Thursday, 31 October 2013

Star Wars comes home: the Super 8 releases from Ken Films

The 200ft black and white silent Star Wars on Super 8 from Ken Films

The story of Star Wars on home video really begins with its release on VHS and Betamax in May 1982. But long before then, there were some lucky people who were able to relive the Star Wars experience at home.  They were the people with Super 8 movie projectors.

In fact, according to this piece on the excellent website Saving Star Wars, the very first version of Star Wars to be viewable at home was the one released in late 1977 via the Kenner Movie Viewer.  These toys came with a cassette containing 200ft of 8mm film which you viewed by looking through a viewfinder while cranking the movie by hand.

However, the first version of Star Wars you could project onto a wall was from Ken Films, which initially released 200ft of the film – around eight minutes – available in three versions: black and white silent, colour silent or colour with sound.  When these proved successful, the company released a 400ft selection of scenes from the film, and then another 400ft reel.  If you were handy with a splicer, you could have edited these two 400ft compilations into a pretty decent half-hour version of the film, as this person has done on YouTube.  The second 400ft reel was also released in an anamorphic widescreen version for those who had the necessary lens for their projector.

It has to be said that projecting Super 8 films was a fairly expensive hobby.  Witness this advert placed by the company Leisuremail in the first edition of the British Star Wars Weekly in February 1978:

Star Wars Weekly  advertises the Super 8 film and the projectors to show it with

Prices here ranged from £6.25 for the eight-minute silent movie to £32.95 for a 400ft colour sound version.  A silent projector would cost you £19.95 and a sound one an enormous £165.  You'd have to multiply those prices by at least a factor of four to get a rough equivalent in today's money.  So not very many of us would have been in a position to send off the slip at the bottom of the ad that began "I would like to see Star Wars in my own home.

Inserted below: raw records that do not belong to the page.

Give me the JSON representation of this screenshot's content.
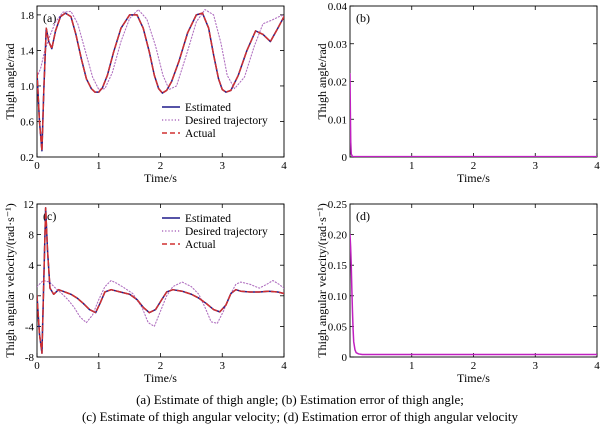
{
  "chart_data": [
    {
      "type": "line",
      "panel_label": "(a)",
      "xlabel": "Time/s",
      "ylabel": "Thigh angle/rad",
      "xlim": [
        0,
        4
      ],
      "ylim": [
        0.2,
        1.9
      ],
      "xticks": [
        "0",
        "1",
        "2",
        "3",
        "4"
      ],
      "yticks": [
        "0.2",
        "0.6",
        "1.0",
        "1.4",
        "1.8"
      ],
      "legend": "lower-right",
      "legend_entries": [
        "Estimated",
        "Desired trajectory",
        "Actual"
      ],
      "series": [
        {
          "name": "Estimated",
          "color": "#1f1a8a",
          "dash": "solid",
          "x": [
            0,
            0.04,
            0.08,
            0.11,
            0.15,
            0.19,
            0.24,
            0.3,
            0.38,
            0.46,
            0.55,
            0.63,
            0.72,
            0.8,
            0.88,
            0.94,
            1.0,
            1.06,
            1.14,
            1.24,
            1.36,
            1.5,
            1.62,
            1.72,
            1.82,
            1.9,
            1.97,
            2.03,
            2.1,
            2.18,
            2.3,
            2.44,
            2.58,
            2.68,
            2.78,
            2.86,
            2.94,
            3.0,
            3.06,
            3.14,
            3.26,
            3.4,
            3.54,
            3.66,
            3.78,
            3.9,
            4.0
          ],
          "y": [
            1.15,
            0.6,
            0.27,
            0.95,
            1.65,
            1.5,
            1.42,
            1.62,
            1.78,
            1.82,
            1.78,
            1.58,
            1.3,
            1.08,
            0.97,
            0.93,
            0.93,
            0.98,
            1.12,
            1.38,
            1.65,
            1.8,
            1.8,
            1.65,
            1.38,
            1.12,
            0.97,
            0.92,
            0.95,
            1.05,
            1.28,
            1.6,
            1.8,
            1.82,
            1.65,
            1.35,
            1.08,
            0.96,
            0.93,
            0.95,
            1.12,
            1.4,
            1.62,
            1.58,
            1.5,
            1.65,
            1.78
          ]
        },
        {
          "name": "Desired trajectory",
          "color": "#b070c0",
          "dash": "dotted",
          "x": [
            0,
            0.06,
            0.12,
            0.2,
            0.3,
            0.42,
            0.55,
            0.66,
            0.78,
            0.9,
            1.0,
            1.1,
            1.22,
            1.36,
            1.5,
            1.64,
            1.78,
            1.92,
            2.04,
            2.14,
            2.26,
            2.42,
            2.58,
            2.72,
            2.86,
            2.98,
            3.08,
            3.2,
            3.36,
            3.52,
            3.66,
            3.8,
            3.92,
            4.0
          ],
          "y": [
            1.1,
            1.2,
            1.38,
            1.55,
            1.72,
            1.83,
            1.84,
            1.7,
            1.4,
            1.1,
            0.96,
            0.97,
            1.15,
            1.5,
            1.76,
            1.86,
            1.75,
            1.45,
            1.12,
            0.96,
            1.0,
            1.35,
            1.72,
            1.86,
            1.8,
            1.48,
            1.12,
            0.97,
            1.1,
            1.45,
            1.7,
            1.74,
            1.78,
            1.8
          ]
        },
        {
          "name": "Actual",
          "color": "#d03030",
          "dash": "dashed",
          "x": [
            0,
            0.04,
            0.08,
            0.11,
            0.15,
            0.19,
            0.24,
            0.3,
            0.38,
            0.46,
            0.55,
            0.63,
            0.72,
            0.8,
            0.88,
            0.94,
            1.0,
            1.06,
            1.14,
            1.24,
            1.36,
            1.5,
            1.62,
            1.72,
            1.82,
            1.9,
            1.97,
            2.03,
            2.1,
            2.18,
            2.3,
            2.44,
            2.58,
            2.68,
            2.78,
            2.86,
            2.94,
            3.0,
            3.06,
            3.14,
            3.26,
            3.4,
            3.54,
            3.66,
            3.78,
            3.9,
            4.0
          ],
          "y": [
            1.15,
            0.6,
            0.27,
            0.95,
            1.65,
            1.5,
            1.42,
            1.62,
            1.78,
            1.82,
            1.78,
            1.58,
            1.3,
            1.08,
            0.97,
            0.93,
            0.93,
            0.98,
            1.12,
            1.38,
            1.65,
            1.8,
            1.8,
            1.65,
            1.38,
            1.12,
            0.97,
            0.92,
            0.95,
            1.05,
            1.28,
            1.6,
            1.8,
            1.82,
            1.65,
            1.35,
            1.08,
            0.96,
            0.93,
            0.95,
            1.12,
            1.4,
            1.62,
            1.58,
            1.5,
            1.65,
            1.78
          ]
        }
      ]
    },
    {
      "type": "line",
      "panel_label": "(b)",
      "xlabel": "Time/s",
      "ylabel": "Thigh angle/rad",
      "xlim": [
        0,
        4
      ],
      "ylim": [
        0,
        0.04
      ],
      "xticks": [
        "1",
        "2",
        "3",
        "4"
      ],
      "yticks": [
        "0",
        "0.01",
        "0.02",
        "0.03",
        "0.04"
      ],
      "series": [
        {
          "color": "#c020c0",
          "dash": "solid",
          "x": [
            0,
            0.006,
            0.012,
            0.02,
            0.04,
            1,
            2,
            3,
            4
          ],
          "y": [
            0.022,
            0.012,
            0.004,
            0.0008,
            0.0001,
            0.0001,
            0.0001,
            0.0001,
            0.0001
          ]
        }
      ]
    },
    {
      "type": "line",
      "panel_label": "(c)",
      "xlabel": "Time/s",
      "ylabel": "Thigh angular velocity/(rad·s⁻¹)",
      "xlim": [
        0,
        4
      ],
      "ylim": [
        -8,
        12
      ],
      "xticks": [
        "0",
        "1",
        "2",
        "3",
        "4"
      ],
      "yticks": [
        "-8",
        "-4",
        "0",
        "4",
        "8",
        "12"
      ],
      "legend": "upper-right",
      "legend_entries": [
        "Estimated",
        "Desired trajectory",
        "Actual"
      ],
      "series": [
        {
          "name": "Estimated",
          "color": "#1f1a8a",
          "dash": "solid",
          "x": [
            0,
            0.04,
            0.08,
            0.11,
            0.14,
            0.17,
            0.21,
            0.27,
            0.35,
            0.45,
            0.55,
            0.65,
            0.75,
            0.85,
            0.95,
            1.02,
            1.1,
            1.2,
            1.35,
            1.5,
            1.62,
            1.72,
            1.82,
            1.92,
            2.02,
            2.1,
            2.2,
            2.35,
            2.5,
            2.62,
            2.74,
            2.86,
            2.96,
            3.06,
            3.14,
            3.22,
            3.3,
            3.45,
            3.6,
            3.75,
            3.9,
            4.0
          ],
          "y": [
            0,
            -5,
            -7.5,
            2,
            11.5,
            6,
            1,
            0.2,
            0.8,
            0.5,
            0.2,
            -0.3,
            -1,
            -1.8,
            -2.2,
            -1,
            0.5,
            0.8,
            0.5,
            0.2,
            -0.5,
            -1.5,
            -2.2,
            -1.8,
            -0.5,
            0.5,
            0.8,
            0.6,
            0.2,
            -0.3,
            -1,
            -1.8,
            -2.1,
            -1.2,
            0.3,
            0.8,
            0.6,
            0.5,
            0.5,
            0.6,
            0.5,
            0.3
          ]
        },
        {
          "name": "Desired trajectory",
          "color": "#b070c0",
          "dash": "dotted",
          "x": [
            0,
            0.1,
            0.2,
            0.3,
            0.4,
            0.5,
            0.6,
            0.7,
            0.8,
            0.9,
            1.0,
            1.1,
            1.2,
            1.3,
            1.42,
            1.55,
            1.7,
            1.8,
            1.9,
            2.0,
            2.1,
            2.2,
            2.35,
            2.5,
            2.62,
            2.72,
            2.82,
            2.92,
            3.02,
            3.12,
            3.22,
            3.3,
            3.45,
            3.6,
            3.72,
            3.82,
            3.92,
            4.0
          ],
          "y": [
            1.2,
            2,
            1.8,
            1,
            0.3,
            -0.5,
            -1.5,
            -2.8,
            -3.5,
            -2.5,
            -0.5,
            1.2,
            2,
            1.6,
            1,
            0.3,
            -1.5,
            -3.5,
            -4,
            -2,
            0,
            1.2,
            1.8,
            1.2,
            0.2,
            -1.5,
            -3.4,
            -3.6,
            -2,
            0,
            1.5,
            1.8,
            1.5,
            1,
            1.5,
            2,
            1.5,
            1
          ]
        },
        {
          "name": "Actual",
          "color": "#d03030",
          "dash": "dashed",
          "x": [
            0,
            0.04,
            0.08,
            0.11,
            0.14,
            0.17,
            0.21,
            0.27,
            0.35,
            0.45,
            0.55,
            0.65,
            0.75,
            0.85,
            0.95,
            1.02,
            1.1,
            1.2,
            1.35,
            1.5,
            1.62,
            1.72,
            1.82,
            1.92,
            2.02,
            2.1,
            2.2,
            2.35,
            2.5,
            2.62,
            2.74,
            2.86,
            2.96,
            3.06,
            3.14,
            3.22,
            3.3,
            3.45,
            3.6,
            3.75,
            3.9,
            4.0
          ],
          "y": [
            0,
            -5,
            -7.5,
            2,
            11.5,
            6,
            1,
            0.2,
            0.8,
            0.5,
            0.2,
            -0.3,
            -1,
            -1.8,
            -2.2,
            -1,
            0.5,
            0.8,
            0.5,
            0.2,
            -0.5,
            -1.5,
            -2.2,
            -1.8,
            -0.5,
            0.5,
            0.8,
            0.6,
            0.2,
            -0.3,
            -1,
            -1.8,
            -2.1,
            -1.2,
            0.3,
            0.8,
            0.6,
            0.5,
            0.5,
            0.6,
            0.5,
            0.3
          ]
        }
      ]
    },
    {
      "type": "line",
      "panel_label": "(d)",
      "xlabel": "Time/s",
      "ylabel": "Thigh angular velocity/(rad·s⁻¹)",
      "xlim": [
        0,
        4
      ],
      "ylim": [
        0,
        0.25
      ],
      "xticks": [
        "1",
        "2",
        "3",
        "4"
      ],
      "yticks": [
        "0",
        "0.05",
        "0.10",
        "0.15",
        "0.20",
        "0.25"
      ],
      "series": [
        {
          "color": "#c020c0",
          "dash": "solid",
          "x": [
            0,
            0.01,
            0.02,
            0.03,
            0.04,
            0.05,
            0.06,
            0.08,
            0.1,
            0.14,
            0.2,
            0.5,
            1,
            2,
            3,
            4
          ],
          "y": [
            0.2,
            0.18,
            0.15,
            0.11,
            0.075,
            0.045,
            0.025,
            0.012,
            0.007,
            0.005,
            0.004,
            0.004,
            0.004,
            0.004,
            0.004,
            0.004
          ]
        }
      ]
    }
  ],
  "caption": {
    "line1": "(a) Estimate of thigh angle; (b) Estimation error of thigh angle;",
    "line2": "(c) Estimate of thigh angular velocity; (d) Estimation error of thigh angular velocity"
  }
}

Please send me the following at the speed of light".

(Incidentally, I love the way the author of that advertising copy was pitching it at the parent who would have to shell out for the movie.  And there's a certain poignancy in the sentence:  “Star Wars is a film will delight the whole family – the young will marvel at its colour, action and fantasy, those a little older will enjoy remembering their childhood dreams of personal adventure”.  They might as well have added:    "... which were destined never to come true.")

I did eventually get hold of a Super 8 print of the movie – the black and white silent version seen here on YouTube, which was passed on to me by a relative in the early 1980s, when I had finally acquired a silent projector but most people had already abandoned Super 8 for home video.  That 200ft film consisted of two scenes: Obi-Wan in his home telling Luke about the Force; and the Millennium Falcon's escape from the Death Star.  I could never understand why Ken Films had devoted half their precious running time to the talkiest scene in the film, but I loved owning the space battle in the second half of the reel, and I played it endlessly, hoping that I would somehow unlock the secrets of film-making by analysing every shot and every cut in that Death Star escape scene.

You might think – as I did for many years – that the story of Star Wars on Super 8 ended there.  But in 1989, as the Saving Star Wars article records, the British company Derann Films Services released the entire movie on Super 8 in anamorphic widescreen.   A print cost around £300, which made it a pretty exclusive item in a world which by now had VHS and laserdisc, but watching it must have been quite magical.


johnnyivan said...

Like me Darren, you probably lay awake at night and walked around all day long thinking of the possibility of watching Star Wars at home any time you wanted - after seeing that ad in Star Wars Weekly!

I remember asking my mum and dad if there was any slight possibility..?

Star Wars fandom really was a mixture of joy and torture.

Anonymous said...

Is this worth any serious money? I have this and another super 8, selected scenes version of the empire strikes back. The front cover on this other version seems painted (not hand painted) but the illustrations of Harrison Ford, c3p0 and what not. Just curious to know if there's any financial interests in these. Cheers for any info you can provide.

Darren Slade said...

As far as I know, it's not worth serious money. You don't say whether you have a version with sound and colour, but this post at suggests they can be bought fairly cheaply:
Don't take my word for it, though. I've been enjoying Star Wars since 1978 without managing to collect very much of value.

Unknown said...

What a great article and the link is very interesting. I've done a lot of research into the history of Star Wars in the U.K and have found some interesting stuff about the Super 8 releases. British Super 8 dealerships had no restrictions on importing copies of Star Wars from Ken Films in America in 1977, even though the film had yet to come out at the cinema. The highest profile dealer was Mountain Films and they produced an A4 B & W leaflet to promote the release of Star Wars. At some stage they released a poster too. When the official list of licensee companies was released by 20th Century Fox, Mountain Films was listed as the supplier of Super 8 reels. Mountain Films was the official licensee for The Empire Strikes back too.

I'm lucky enough to have abridged copies of Star Wars and The Empire Strikes back in their entirety and also the full-length widescreen copies. All I need now is some decent equipment to project them with!